When the stock price fell in the early 2000s, Ebbers’ shares in the company were marked as collateral for over $400 million in personal loans. WorldCom chief financial officer Scott Sullivan, whom Ebbers claims masterminded the entire scam, pointed his finger at Ebbers. Sullivan testified that Ebbers told him to manipulate the books so as to “hit our numbers.” In 2005, with the help of Sullivan’s testimony, 63-year-old Ebbers was sentenced to 25 years in prison for coordinating the $11 billion fraud that left WorldCom in ruins. It was what CBS has described as “the biggest corporate fraud and bankruptcy in U.S. history.”

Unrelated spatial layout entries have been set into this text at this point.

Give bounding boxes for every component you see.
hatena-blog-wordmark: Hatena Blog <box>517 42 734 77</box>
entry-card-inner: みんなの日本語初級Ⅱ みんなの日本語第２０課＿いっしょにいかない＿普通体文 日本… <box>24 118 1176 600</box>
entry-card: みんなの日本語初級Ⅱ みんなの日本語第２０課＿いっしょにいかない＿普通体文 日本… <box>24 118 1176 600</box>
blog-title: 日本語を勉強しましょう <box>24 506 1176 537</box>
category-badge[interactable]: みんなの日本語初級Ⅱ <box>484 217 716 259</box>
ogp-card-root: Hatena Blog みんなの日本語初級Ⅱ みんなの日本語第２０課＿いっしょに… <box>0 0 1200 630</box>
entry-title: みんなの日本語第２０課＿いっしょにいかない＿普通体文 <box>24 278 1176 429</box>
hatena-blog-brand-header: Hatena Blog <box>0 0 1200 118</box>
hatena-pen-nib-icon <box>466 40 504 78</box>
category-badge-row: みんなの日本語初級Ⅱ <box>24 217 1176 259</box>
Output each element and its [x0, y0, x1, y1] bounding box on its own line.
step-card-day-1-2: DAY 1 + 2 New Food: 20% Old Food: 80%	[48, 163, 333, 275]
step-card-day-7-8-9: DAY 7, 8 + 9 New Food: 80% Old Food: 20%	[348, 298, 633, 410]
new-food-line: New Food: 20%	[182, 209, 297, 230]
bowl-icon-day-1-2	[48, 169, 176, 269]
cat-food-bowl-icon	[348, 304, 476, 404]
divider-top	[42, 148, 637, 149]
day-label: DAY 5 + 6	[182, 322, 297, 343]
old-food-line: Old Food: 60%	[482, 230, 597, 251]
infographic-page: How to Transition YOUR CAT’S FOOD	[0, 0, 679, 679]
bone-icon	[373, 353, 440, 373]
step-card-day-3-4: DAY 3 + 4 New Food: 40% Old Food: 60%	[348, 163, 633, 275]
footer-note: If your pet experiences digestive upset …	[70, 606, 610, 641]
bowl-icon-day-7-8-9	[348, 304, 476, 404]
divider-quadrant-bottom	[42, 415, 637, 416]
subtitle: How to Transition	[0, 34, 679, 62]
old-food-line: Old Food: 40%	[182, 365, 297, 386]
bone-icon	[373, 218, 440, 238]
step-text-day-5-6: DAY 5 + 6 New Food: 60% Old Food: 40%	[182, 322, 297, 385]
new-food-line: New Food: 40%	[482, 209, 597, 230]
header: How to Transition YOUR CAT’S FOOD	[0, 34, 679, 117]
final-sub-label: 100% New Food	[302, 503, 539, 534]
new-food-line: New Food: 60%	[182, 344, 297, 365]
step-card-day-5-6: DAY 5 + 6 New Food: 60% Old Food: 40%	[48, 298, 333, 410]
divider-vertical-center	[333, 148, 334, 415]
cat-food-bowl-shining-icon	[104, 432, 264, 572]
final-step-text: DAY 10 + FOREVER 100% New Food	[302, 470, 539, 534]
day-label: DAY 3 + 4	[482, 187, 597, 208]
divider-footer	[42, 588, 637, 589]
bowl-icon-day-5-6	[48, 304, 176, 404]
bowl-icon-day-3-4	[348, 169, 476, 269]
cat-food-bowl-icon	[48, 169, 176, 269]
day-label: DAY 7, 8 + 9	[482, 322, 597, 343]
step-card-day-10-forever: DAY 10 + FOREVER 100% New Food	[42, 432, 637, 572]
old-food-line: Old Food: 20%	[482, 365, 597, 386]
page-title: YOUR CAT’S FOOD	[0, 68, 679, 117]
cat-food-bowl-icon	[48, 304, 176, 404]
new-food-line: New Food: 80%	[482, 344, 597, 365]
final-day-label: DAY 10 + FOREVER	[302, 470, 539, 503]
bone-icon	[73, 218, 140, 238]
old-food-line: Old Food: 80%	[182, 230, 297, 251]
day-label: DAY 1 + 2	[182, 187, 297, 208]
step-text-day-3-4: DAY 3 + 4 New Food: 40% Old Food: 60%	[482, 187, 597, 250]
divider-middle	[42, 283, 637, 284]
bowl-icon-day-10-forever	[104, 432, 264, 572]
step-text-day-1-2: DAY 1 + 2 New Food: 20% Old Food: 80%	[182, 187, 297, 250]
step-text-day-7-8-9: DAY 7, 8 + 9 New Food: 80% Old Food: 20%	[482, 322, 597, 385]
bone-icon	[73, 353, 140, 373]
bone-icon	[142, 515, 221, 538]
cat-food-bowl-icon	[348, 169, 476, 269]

Ex-NASDAQ non-executive chairman Bernard Madoff masterminded an elaborate Ponzi scheme that defrauded investors out of an estimated $65 billion. It is considered the largest financial fraud in the history of the United States.

Madoff offered seemingly low-risk, high-return investments that should have set alarm bells ringing: they were too good to be true. And while the abnormally steady returns prompted suspicion and unease among Wall Street advisers, possible investors and competitors, the statements Madoff’s firm released were too complex and unclear to really decipher. In the end, the ostensibly secure returns became massive losses for Madoff’s unsuspecting clients.

In June 2009, 71-year-old Madoff was sentenced to 150 years in prison on 11 counts of fraud, money laundering and theft.